- Directed by: Fred Williamson
- Written by: Fred Williamson
- Produced by: Fred Williamson
- Starring: Fred Williamson
- Cinematography: Maurizio Maggi
- Edited by: Amedeo Moriani
- Music by: Ohio Players
- Production company: Po' Boy Productions
- Distributed by: Lone Star Pictures International
- Release date: December 1977;
- Running time: 77 minutes
- Countries: Italy United States
- Language: English

= Mr. Mean (film) =

1977 film by Fred Williamson

Mr. Mean is a 1977 action crime film written and directed by Fred Williamson.

== Plot ==
Mr. Mean is hired by a former Cosa Nostra henchman to kill a mafia leader named Ranati who is embarrassing the mafia by stealing from the impoverished through fake charitable organizations. He then becomes a target himself.

==Cast==
- Fred Williamson as Mr. Mean
- Lou Castel as Huberto
- Raimund Harmstorf as Rommell
- Crippy Yocard as Rene
- Antonio Maimone as Rico
- Rita Silva as Carla
- Pat Brocato as Tony
- David Mills as Lieutenant Rigoli
- Stelio Candelli as Ranati
- Tawfiq Said as Driver
- Angela Doria as Farm Girl
- Richard Oneto as Man
- Satch as Himself
- Charles Borromel as Johnny
- Ohio Players as Themselves
- Angelo Ragusa as Thug (uncredited)
- Franco Ukmar as Thug (uncredited)

==Production==
Fred Williamson produced Mr. Mean while filming The Inglorious Bastards by taking the camera equipment and crew every weekend, without the producers’ knowledge. He wrote the story Monday to Friday and shot on the weekends what he had written that week.

==Release==
Mr. Mean was released theatrically with an "R" rating. It was later released on VHS by Rhino and on Blu-ray by Code Red.

== Soundtrack ==

The Ohio Players appear in the film as themselves and offer to play a song they have written for Fred Williamson's character Mr. Mean. They then play the title song "Mr. Mean" from the eponymous soundtrack album as the opening credits to the film roll. The soundtrack was released in December 1977.

==Reception==
The film review website Pulp International gave the film a negative review, writing of Williamson, "He should have done better, since this was his fifth go-round of nearly twenty in the director's chair. Possibly the studio messed up his final cut. Or, considerably more likely, it was a disaster from the snap." The review concludes that Williamson "just dropped the ball."

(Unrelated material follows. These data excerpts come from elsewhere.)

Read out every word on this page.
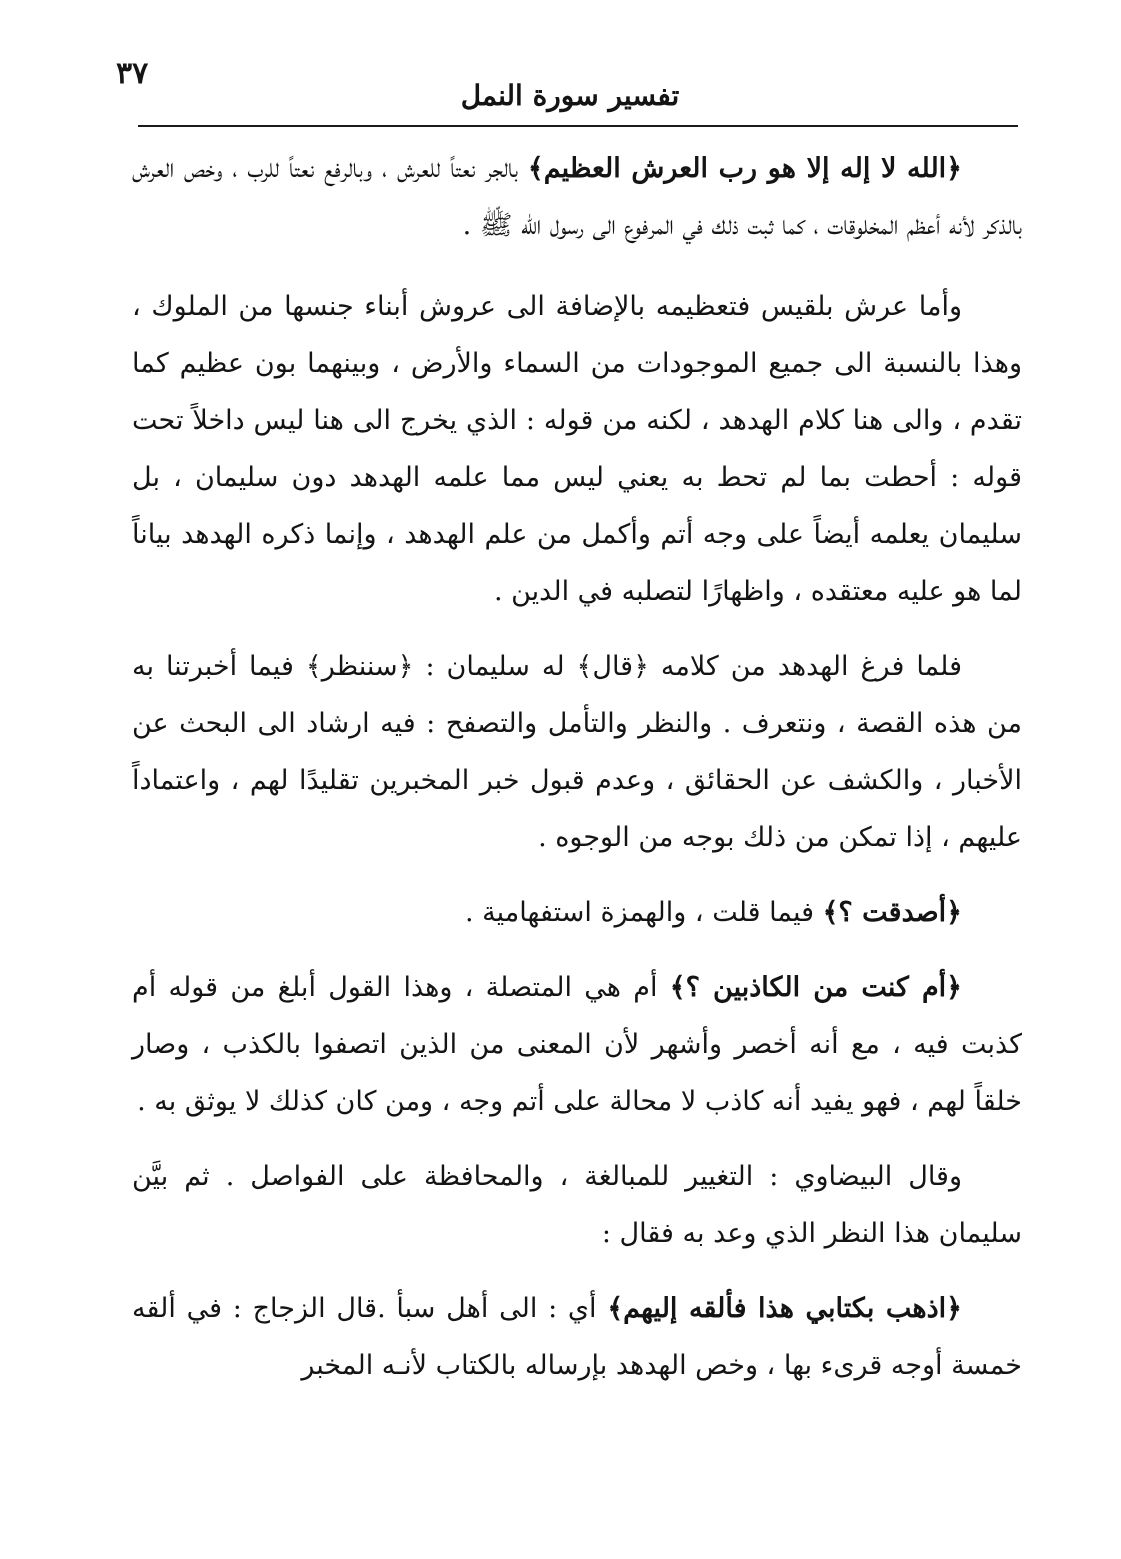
٣٧
تفسير سورة النمل

﴿الله لا إله إلا هو رب العرش العظيم﴾ بالجر نعتاً للعرش ، وبالرفع نعتاً للرب ، وخص العرش بالذكر لأنه أعظم المخلوقات ، كما ثبت ذلك في المرفوع الى رسول الله ﷺ .

وأما عرش بلقيس فتعظيمه بالإضافة الى عروش أبناء جنسها من الملوك ، وهذا بالنسبة الى جميع الموجودات من السماء والأرض ، وبينهما بون عظيم كما تقدم ، والى هنا كلام الهدهد ، لكنه من قوله : الذي يخرج الى هنا ليس داخلاً تحت قوله : أحطت بما لم تحط به يعني ليس مما علمه الهدهد دون سليمان ، بل سليمان يعلمه أيضاً على وجه أتم وأكمل من علم الهدهد ، وإنما ذكره الهدهد بياناً لما هو عليه معتقده ، واظهارًا لتصلبه في الدين .

فلما فرغ الهدهد من كلامه ﴿قال﴾ له سليمان : ﴿سننظر﴾ فيما أخبرتنا به من هذه القصة ، ونتعرف . والنظر والتأمل والتصفح : فيه ارشاد الى البحث عن الأخبار ، والكشف عن الحقائق ، وعدم قبول خبر المخبرين تقليدًا لهم ، واعتماداً عليهم ، إذا تمكن من ذلك بوجه من الوجوه .

﴿أصدقت ؟﴾ فيما قلت ، والهمزة استفهامية .

﴿أم كنت من الكاذبين ؟﴾ أم هي المتصلة ، وهذا القول أبلغ من قوله أم كذبت فيه ، مع أنه أخصر وأشهر لأن المعنى من الذين اتصفوا بالكذب ، وصار خلقاً لهم ، فهو يفيد أنه كاذب لا محالة على أتم وجه ، ومن كان كذلك لا يوثق به .

وقال البيضاوي : التغيير للمبالغة ، والمحافظة على الفواصل . ثم بيَّن سليمان هذا النظر الذي وعد به فقال :

﴿اذهب بكتابي هذا فألقه إليهم﴾ أي : الى أهل سبأ .قال الزجاج : في ألقه خمسة أوجه قرىء بها ، وخص الهدهد بإرساله بالكتاب لأنـه المخبر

The film review website spicyonion.com wrote that "Mr. Mean certainly fulfills audience expectations".

Charlie Jane Anders of Gizmodo listed Mr. Mean as one of the reasons "you would think people would have learned not to fuck with Fred Williamson".

Brad Avery of vanyaland.com described Mr. Mean as one of Williamson's "more macho characters".

The Department of Afro American Research, Arts, and Culture added the film's poster to its archive, writing, "dead men tell no tales, but some men are just too mean to die!"